Our Apologies For The Previous Post

Hello readers,

Here at the Carolina Review we strive for the highest standards of excellence. Therefore, I was as shocked as the rest of you that “Tik Tok” and “Bad Romance” have somehow occupied the two top spots on our playlist.

Rest assured, the person responsible for repeatedly playing these songs in our office will be hunted down, identified and to erase this great shame they have caused our publication they will be given a wakizashi and encouraged to commit seppuku like a disgraced samurai.

In place of the last list, I would like to invite you to browse the National Review’s list of the Top 100 Conservative Rock Songs of all time:

The Top 50 Conservative Rock Songs of All Time

The Next 50

PS – “Tik Tok”?! Seriously? “Tik Tok” is down there with “Wannabe,” “Surfin’ Bird,” “Your Body is a Wonderland,” “Crank Dat” and anything by the Dixie Chicks in competition for the title of Worst Song of All Time. I fear for the future of my generation…

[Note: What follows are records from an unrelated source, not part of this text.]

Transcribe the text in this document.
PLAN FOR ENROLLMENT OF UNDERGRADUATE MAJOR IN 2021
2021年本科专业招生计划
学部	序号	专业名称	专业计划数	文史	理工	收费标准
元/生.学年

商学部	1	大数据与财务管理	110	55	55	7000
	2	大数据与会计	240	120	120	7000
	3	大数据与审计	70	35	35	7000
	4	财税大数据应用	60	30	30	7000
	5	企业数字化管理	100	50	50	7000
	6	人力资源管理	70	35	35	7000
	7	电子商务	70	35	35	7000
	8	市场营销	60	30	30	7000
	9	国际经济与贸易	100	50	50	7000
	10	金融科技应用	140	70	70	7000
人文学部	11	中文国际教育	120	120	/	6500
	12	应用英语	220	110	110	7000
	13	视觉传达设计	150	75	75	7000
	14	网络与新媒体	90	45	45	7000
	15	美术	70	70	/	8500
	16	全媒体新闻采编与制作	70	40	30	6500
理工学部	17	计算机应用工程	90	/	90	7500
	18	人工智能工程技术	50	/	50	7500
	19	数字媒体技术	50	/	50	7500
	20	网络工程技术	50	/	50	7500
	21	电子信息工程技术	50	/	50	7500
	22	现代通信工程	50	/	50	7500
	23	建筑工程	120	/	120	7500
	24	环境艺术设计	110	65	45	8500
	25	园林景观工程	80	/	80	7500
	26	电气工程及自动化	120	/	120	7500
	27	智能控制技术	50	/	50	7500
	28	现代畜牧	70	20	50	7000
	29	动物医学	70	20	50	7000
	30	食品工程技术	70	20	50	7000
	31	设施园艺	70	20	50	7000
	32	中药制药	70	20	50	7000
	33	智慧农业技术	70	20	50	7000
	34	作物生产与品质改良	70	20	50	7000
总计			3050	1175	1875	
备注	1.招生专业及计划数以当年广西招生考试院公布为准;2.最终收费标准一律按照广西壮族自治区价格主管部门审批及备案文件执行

23 thoughts on “Our Apologies For The Previous Post

  1. ___0_ Reply

    "Surfin' Bird" by the Trashmen (1963) is a great song. Also, the idea of "conservative rock songs" is pretty funny, especially when the artists performing them are queers, hippies, socialists and other distinctly non-conservative types. Are there any musicians of note who are truly conservative by CR standards?

      • ___0_

        I wouldn't call WFB a musician "of note," but I'll grant you one white supremacist concert pianist…. anyone else? Ted Nugent, maybe? I don't know if he's sufficiently pious to meet the rigorous standards here.

      • cwjones

        Someone or another will probably find fault with all these, but I submit for consideration:

        Neil Peart (of Rush)
        James Hetfield (of Metallica)
        Gene Simmons (of KISS)
        Alice Cooper

        As far as the National Review's list goes, I'm pretty sure they weren't listing songs BY conservatives, but rather songs that expressed conservative sentiments.

      • ___0_

        WFB was an ardent promoter of white supremacy during the civil rights movement and the campaign against apartheid in South Africa. As far as I know he never admitted to being wrong about either. As late as 1989 he stood by the white supremacist sentiment expressed in his 1957 National Review editorial "Why the South Must Prevail."

      • ___0_

        It's nice to hear that he did finally express a bit of regret for opposing the 1964 Civil Rights Act, but it doesn't change the fact that for much of his life he used his position as a public figure to advocate for white supremacy.

      • ___0_

        Can you point out the constitutional argument here? I'm having trouble finding it. "The central question that emerges… is whether the White community in the South is entitled to take such measures as are necessary to prevail, politically and culturally, in areas in which it does not prevail numerically? The sobering answer is Yes – the White community is so entitled because, for the time being, it is the advanced race. It is not easy, and it is unpleasant, to adduce statistics evidencing the cultural superiority of White over Negro: but it is a fact that obtrudes, one that cannot be hidden by ever-so-busy egalitarians and anthropologists."

      • ___0_

        …an unsigned editorial that is widely acknowledged as being Buckley's. The bloomberg.com link above only notes that he expressed mild regret for opposing the 1964 Civil Rights Act. Buckley and the National Review were apologists for white supremacy in South Africa well into the 80s, decades after publishing "Why The South Must Prevail." Can you point out where exactly he recanted and apologized for those decades as a vigorous and widely read promoter of such an amoral stance? It probably won't change my opinion of him as the worst kind of scumbag, but maybe we'll all learn something.